1979 yılında “Oyun” dergisinde kendisiyle yapılan bir söyleşide temel amaçlarının geleceğin seyircisini yetiştirmek olduğunu belirten Ümit Denizer, “çalışkan, insansever, devrimci bir seyirci oluşturmaya uğraşıyoruz” diyecektir. Söylediklerini okudukça Denizer’in, bugünkü eğitim sistemimizi düşünüyorum. Yine geriye gidiyorum. Bellek tazeliyorum. 2010 yılında Tiyatro Eleştirmenler Birliği tarafından yayımlanan TEB Dergi’de çocuk tiyatrosunun eğitimdeki yeri üstüne dururken neler söylediğine bakıyorum sanatçının: “Tiyatroyla eğitim demek çocukların düşünmesini sağlamak demektir. Tiyatro çocuklara, evrende yalnız olmadıklarını söyler. Yaşama sevinci verir. Hayat kurdurur ve hayallerinin peşine düşmelerini öğütler. Bizim ‘terbiye’den anladığımız budur.” 
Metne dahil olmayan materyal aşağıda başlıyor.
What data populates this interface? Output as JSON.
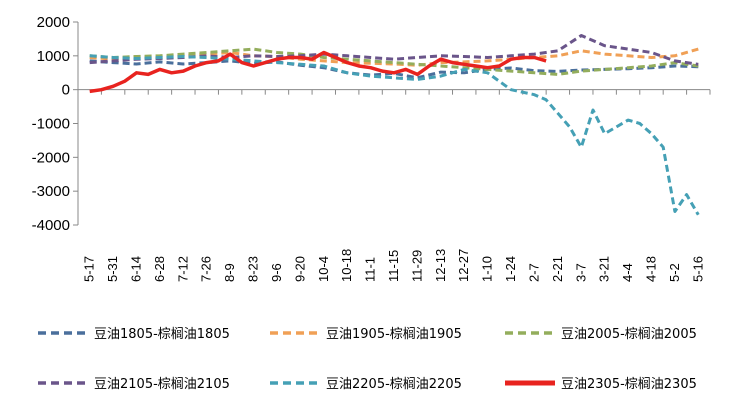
{
  "chart_data": {
    "type": "line",
    "ylim": [
      -4000,
      2000
    ],
    "y_ticks": [
      "2000",
      "1000",
      "0",
      "-1000",
      "-2000",
      "-3000",
      "-4000"
    ],
    "y_tick_values": [
      2000,
      1000,
      0,
      -1000,
      -2000,
      -3000,
      -4000
    ],
    "x_ticks": [
      "5-17",
      "5-31",
      "6-14",
      "6-28",
      "7-12",
      "7-26",
      "8-9",
      "8-23",
      "9-6",
      "9-20",
      "10-4",
      "10-18",
      "11-1",
      "11-15",
      "11-29",
      "12-13",
      "12-27",
      "1-10",
      "1-24",
      "2-7",
      "2-21",
      "3-7",
      "3-21",
      "4-4",
      "4-18",
      "5-2",
      "5-16"
    ],
    "grid": false,
    "legend_position": "bottom",
    "series": [
      {
        "name": "豆油1805-棕榈油1805",
        "color": "#4a6f9c",
        "dash": "dashed",
        "x": [
          0,
          1,
          2,
          3,
          4,
          5,
          6,
          7,
          8,
          9,
          10,
          11,
          12,
          13,
          14,
          15,
          16,
          17,
          18,
          19,
          20,
          21,
          22,
          23,
          24,
          25,
          26
        ],
        "values": [
          850,
          800,
          760,
          820,
          760,
          800,
          850,
          780,
          820,
          720,
          650,
          500,
          430,
          480,
          350,
          520,
          500,
          600,
          640,
          560,
          540,
          580,
          600,
          620,
          650,
          700,
          680
        ]
      },
      {
        "name": "豆油1905-棕榈油1905",
        "color": "#f0a056",
        "dash": "dashed",
        "x": [
          0,
          1,
          2,
          3,
          4,
          5,
          6,
          7,
          8,
          9,
          10,
          11,
          12,
          13,
          14,
          15,
          16,
          17,
          18,
          19,
          20,
          21,
          22,
          23,
          24,
          25,
          26
        ],
        "values": [
          950,
          900,
          980,
          950,
          1000,
          1050,
          1100,
          1000,
          980,
          900,
          850,
          800,
          780,
          760,
          720,
          800,
          820,
          850,
          900,
          950,
          1000,
          1150,
          1050,
          1000,
          950,
          1000,
          1200
        ]
      },
      {
        "name": "豆油2005-棕榈油2005",
        "color": "#93ad5c",
        "dash": "dashed",
        "x": [
          0,
          1,
          2,
          3,
          4,
          5,
          6,
          7,
          8,
          9,
          10,
          11,
          12,
          13,
          14,
          15,
          16,
          17,
          18,
          19,
          20,
          21,
          22,
          23,
          24,
          25,
          26
        ],
        "values": [
          1000,
          950,
          980,
          1000,
          1050,
          1100,
          1150,
          1200,
          1100,
          1050,
          950,
          900,
          850,
          800,
          750,
          700,
          650,
          600,
          550,
          500,
          450,
          550,
          600,
          650,
          700,
          800,
          700
        ]
      },
      {
        "name": "豆油2105-棕榈油2105",
        "color": "#6a558a",
        "dash": "dashed",
        "x": [
          0,
          1,
          2,
          3,
          4,
          5,
          6,
          7,
          8,
          9,
          10,
          11,
          12,
          13,
          14,
          15,
          16,
          17,
          18,
          19,
          20,
          21,
          22,
          23,
          24,
          25,
          26
        ],
        "values": [
          800,
          850,
          900,
          920,
          950,
          1000,
          950,
          1000,
          980,
          1000,
          1050,
          1000,
          950,
          900,
          950,
          1000,
          980,
          950,
          1000,
          1050,
          1150,
          1600,
          1300,
          1200,
          1100,
          850,
          750
        ]
      },
      {
        "name": "豆油2205-棕榈油2205",
        "color": "#45a0b5",
        "dash": "dashed",
        "x": [
          0,
          1,
          2,
          3,
          4,
          5,
          6,
          7,
          8,
          9,
          10,
          11,
          12,
          13,
          14,
          15,
          16,
          17,
          18,
          19,
          19.5,
          20,
          20.5,
          21,
          21.5,
          22,
          22.5,
          23,
          23.5,
          24,
          24.5,
          25,
          25.5,
          26
        ],
        "values": [
          1000,
          950,
          920,
          950,
          980,
          950,
          900,
          850,
          800,
          750,
          700,
          500,
          400,
          350,
          300,
          400,
          600,
          500,
          0,
          -150,
          -300,
          -700,
          -1100,
          -1700,
          -600,
          -1300,
          -1100,
          -900,
          -1000,
          -1300,
          -1700,
          -3600,
          -3100,
          -3700
        ]
      },
      {
        "name": "豆油2305-棕榈油2305",
        "color": "#e8231f",
        "dash": "solid",
        "x": [
          0,
          0.5,
          1,
          1.5,
          2,
          2.5,
          3,
          3.5,
          4,
          4.5,
          5,
          5.5,
          6,
          6.5,
          7,
          7.5,
          8,
          8.5,
          9,
          9.5,
          10,
          10.5,
          11,
          11.5,
          12,
          12.5,
          13,
          13.5,
          14,
          14.5,
          15,
          15.5,
          16,
          16.5,
          17,
          17.5,
          18,
          18.5,
          19,
          19.5
        ],
        "values": [
          -50,
          0,
          100,
          250,
          500,
          450,
          600,
          500,
          550,
          700,
          800,
          850,
          1050,
          800,
          700,
          800,
          900,
          950,
          950,
          900,
          1100,
          950,
          800,
          700,
          650,
          550,
          500,
          600,
          450,
          700,
          900,
          800,
          750,
          700,
          650,
          700,
          900,
          950,
          950,
          850
        ]
      }
    ]
  }
}
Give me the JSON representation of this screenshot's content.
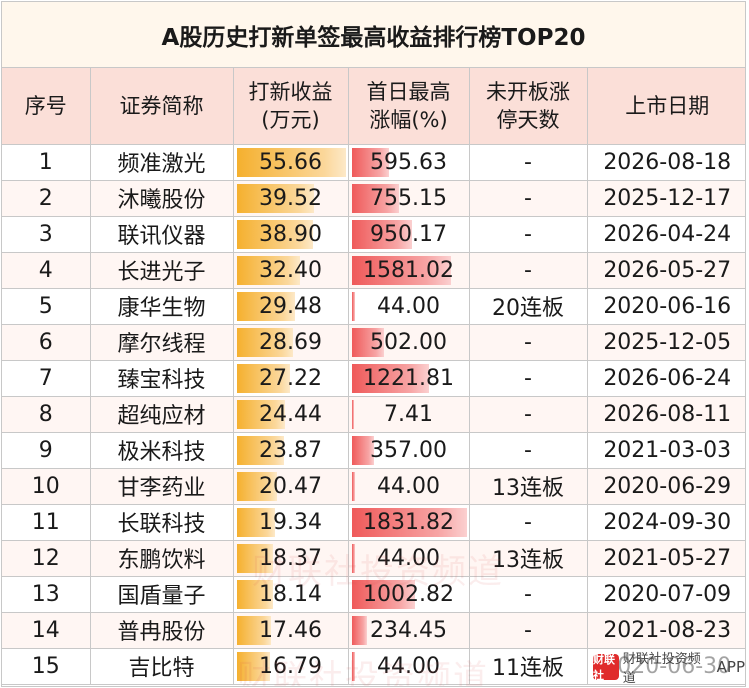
{
  "title": "A股历史打新单签最高收益排行榜TOP20",
  "headers": {
    "rank": "序号",
    "name": "证券简称",
    "profit_line1": "打新收益",
    "profit_line2": "(万元)",
    "gain_line1": "首日最高",
    "gain_line2": "涨幅(%)",
    "limit_line1": "未开板涨",
    "limit_line2": "停天数",
    "date": "上市日期"
  },
  "rows": [
    {
      "rank": "1",
      "name": "频准激光",
      "profit": "55.66",
      "profit_num": 55.66,
      "gain": "595.63",
      "gain_num": 595.63,
      "limit": "-",
      "date": "2026-08-18"
    },
    {
      "rank": "2",
      "name": "沐曦股份",
      "profit": "39.52",
      "profit_num": 39.52,
      "gain": "755.15",
      "gain_num": 755.15,
      "limit": "-",
      "date": "2025-12-17"
    },
    {
      "rank": "3",
      "name": "联讯仪器",
      "profit": "38.90",
      "profit_num": 38.9,
      "gain": "950.17",
      "gain_num": 950.17,
      "limit": "-",
      "date": "2026-04-24"
    },
    {
      "rank": "4",
      "name": "长进光子",
      "profit": "32.40",
      "profit_num": 32.4,
      "gain": "1581.02",
      "gain_num": 1581.02,
      "limit": "-",
      "date": "2026-05-27"
    },
    {
      "rank": "5",
      "name": "康华生物",
      "profit": "29.48",
      "profit_num": 29.48,
      "gain": "44.00",
      "gain_num": 44.0,
      "limit": "20连板",
      "date": "2020-06-16"
    },
    {
      "rank": "6",
      "name": "摩尔线程",
      "profit": "28.69",
      "profit_num": 28.69,
      "gain": "502.00",
      "gain_num": 502.0,
      "limit": "-",
      "date": "2025-12-05"
    },
    {
      "rank": "7",
      "name": "臻宝科技",
      "profit": "27.22",
      "profit_num": 27.22,
      "gain": "1221.81",
      "gain_num": 1221.81,
      "limit": "-",
      "date": "2026-06-24"
    },
    {
      "rank": "8",
      "name": "超纯应材",
      "profit": "24.44",
      "profit_num": 24.44,
      "gain": "7.41",
      "gain_num": 7.41,
      "limit": "-",
      "date": "2026-08-11"
    },
    {
      "rank": "9",
      "name": "极米科技",
      "profit": "23.87",
      "profit_num": 23.87,
      "gain": "357.00",
      "gain_num": 357.0,
      "limit": "-",
      "date": "2021-03-03"
    },
    {
      "rank": "10",
      "name": "甘李药业",
      "profit": "20.47",
      "profit_num": 20.47,
      "gain": "44.00",
      "gain_num": 44.0,
      "limit": "13连板",
      "date": "2020-06-29"
    },
    {
      "rank": "11",
      "name": "长联科技",
      "profit": "19.34",
      "profit_num": 19.34,
      "gain": "1831.82",
      "gain_num": 1831.82,
      "limit": "-",
      "date": "2024-09-30"
    },
    {
      "rank": "12",
      "name": "东鹏饮料",
      "profit": "18.37",
      "profit_num": 18.37,
      "gain": "44.00",
      "gain_num": 44.0,
      "limit": "13连板",
      "date": "2021-05-27"
    },
    {
      "rank": "13",
      "name": "国盾量子",
      "profit": "18.14",
      "profit_num": 18.14,
      "gain": "1002.82",
      "gain_num": 1002.82,
      "limit": "-",
      "date": "2020-07-09"
    },
    {
      "rank": "14",
      "name": "普冉股份",
      "profit": "17.46",
      "profit_num": 17.46,
      "gain": "234.45",
      "gain_num": 234.45,
      "limit": "-",
      "date": "2021-08-23"
    },
    {
      "rank": "15",
      "name": "吉比特",
      "profit": "16.79",
      "profit_num": 16.79,
      "gain": "44.00",
      "gain_num": 44.0,
      "limit": "11连板",
      "date": "2020-06-30"
    }
  ],
  "watermark": {
    "text": "财联社投资频道",
    "logo": "财联社",
    "app": "APP"
  },
  "colors": {
    "title_bg": "#fff7ec",
    "header_bg": "#fbdfd8",
    "alt_row_bg": "#fff6f3",
    "profit_bar": "#f5b02e",
    "gain_bar": "#ef5a5a",
    "grid": "#c8c8c8"
  }
}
Turgut Denizer de yine aynı dergide “Çocuk Tiyatrosuyla İçe ve Dışa Dönük Eğitim” başlığı altında şu önemli saptamayı yapmış: “Çocuklara yönelik tiyatro, kendine özgü yaşam dinamiği doğrultusunda sürekli değişime açık bir türdür. Her gösteri emekçileri için yeni bulgular ortaya çıkaran bir laboratuvar niteliği taşır ve tiyatro her gösteride bu bulguların denenip hayata geçirilmesine olanak tanır.” 

VE ‘ADALET SİZSİNİZ…’

Elbette ki daha söylenecek çok söz var AÇOK’un çalışmalarıyla, Ümit ve Turgut Denizer’in bu alanda yaptıklarıyla ilgili. Ama şu noktada son sözü Ümit Denizer’in yazıp yönettiği; 2012 yılında Cevdet Kudret Edebiyat Ödülü’nü tiyatro dalında almış olan ve yazarı tarafından bir “hukuk felsefesi üçlemesi” olarak tanımlanan “Adalet Sizsiniz”e bırakmak istedim. Denizer, bu oyunla ilgili olarak ülkemizde tanığı olduğumuz son gelişmelerle adalet kavramını farklı bir bakış açısıyla sahneye taşıdığını belirtiyor. Demokrasi, insan hakları yolunda bağımsız ve tarafsız yargının bu ülkede ne denli gerekli olduğu gerçeğini savunuyor. Adaletsiz yargının mahkûm ettiği üç dava üzerinden yol alıyor: Sokrates, Galileo, Sacco ve Vanzetti... Ümit Denizer, Rutkay Aziz, Taner Barlas ve Metin Deniz’i buluşturan bu güçlü çalışmayla bir kez daha selam ediyorum Ümit Denizer’e.